General Rick Hillier also said the 28-member alliance was  “dominated by jealousies and small, vicious political battles”  and bemoaned its “lack of cohesion, clarity and  professionalism” at the start of the Afghan mission. 

Hillier made the angry comments in a new book called “A  Soldier First: Bullets, Bureaucrats and the Politics of War”,  which was purchased by Reuters yesterday ahead of its  scheduled publication date next week. Hiller stepped down as  chief of the defense staff last year.  

Canada often complains that its 2,700 soldiers in southern  Afghanistan are bearing the brunt of the war while other NATO  members insist their troops be stationed in more peaceful parts  of the country and limit what they can do. 

“Afghanistan has revealed that NATO has reached the stage  where it is a corpse decomposing and somebody’s going to have  to perform a Frankenstein-like life-giving act by breathing  some lifesaving air through those rotten lips into those  putrescent lungs or the alliance will be done,” Hillier wrote.  

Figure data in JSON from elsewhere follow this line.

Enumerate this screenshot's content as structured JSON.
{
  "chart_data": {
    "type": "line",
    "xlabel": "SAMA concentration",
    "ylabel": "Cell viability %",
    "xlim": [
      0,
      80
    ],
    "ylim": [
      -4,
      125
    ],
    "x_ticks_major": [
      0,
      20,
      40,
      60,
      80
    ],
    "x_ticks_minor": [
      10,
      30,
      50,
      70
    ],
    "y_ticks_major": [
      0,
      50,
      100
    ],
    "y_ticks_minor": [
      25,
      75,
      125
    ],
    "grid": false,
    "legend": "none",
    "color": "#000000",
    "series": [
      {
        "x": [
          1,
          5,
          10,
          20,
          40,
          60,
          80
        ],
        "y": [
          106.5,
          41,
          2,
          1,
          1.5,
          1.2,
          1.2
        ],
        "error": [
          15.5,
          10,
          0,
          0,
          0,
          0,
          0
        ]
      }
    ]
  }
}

“Any major setback in Afghanistan will see it off to the  cleaners, and unless the alliance can snatch victory out of  feeble efforts, it’s not going to be long in existence in its  present form.”  

So far, 131 Canadian soldiers have died in Afghanistan. The  combat mission is due to end in 2011 and Ottawa says it has no  plans to extend it.  Hillier, who commanded the NATO-led International Security  Assistance Force (ISAF) in Afghanistan from February to August  2004, said he was alarmed to discover the extent to which the  body had split into factions.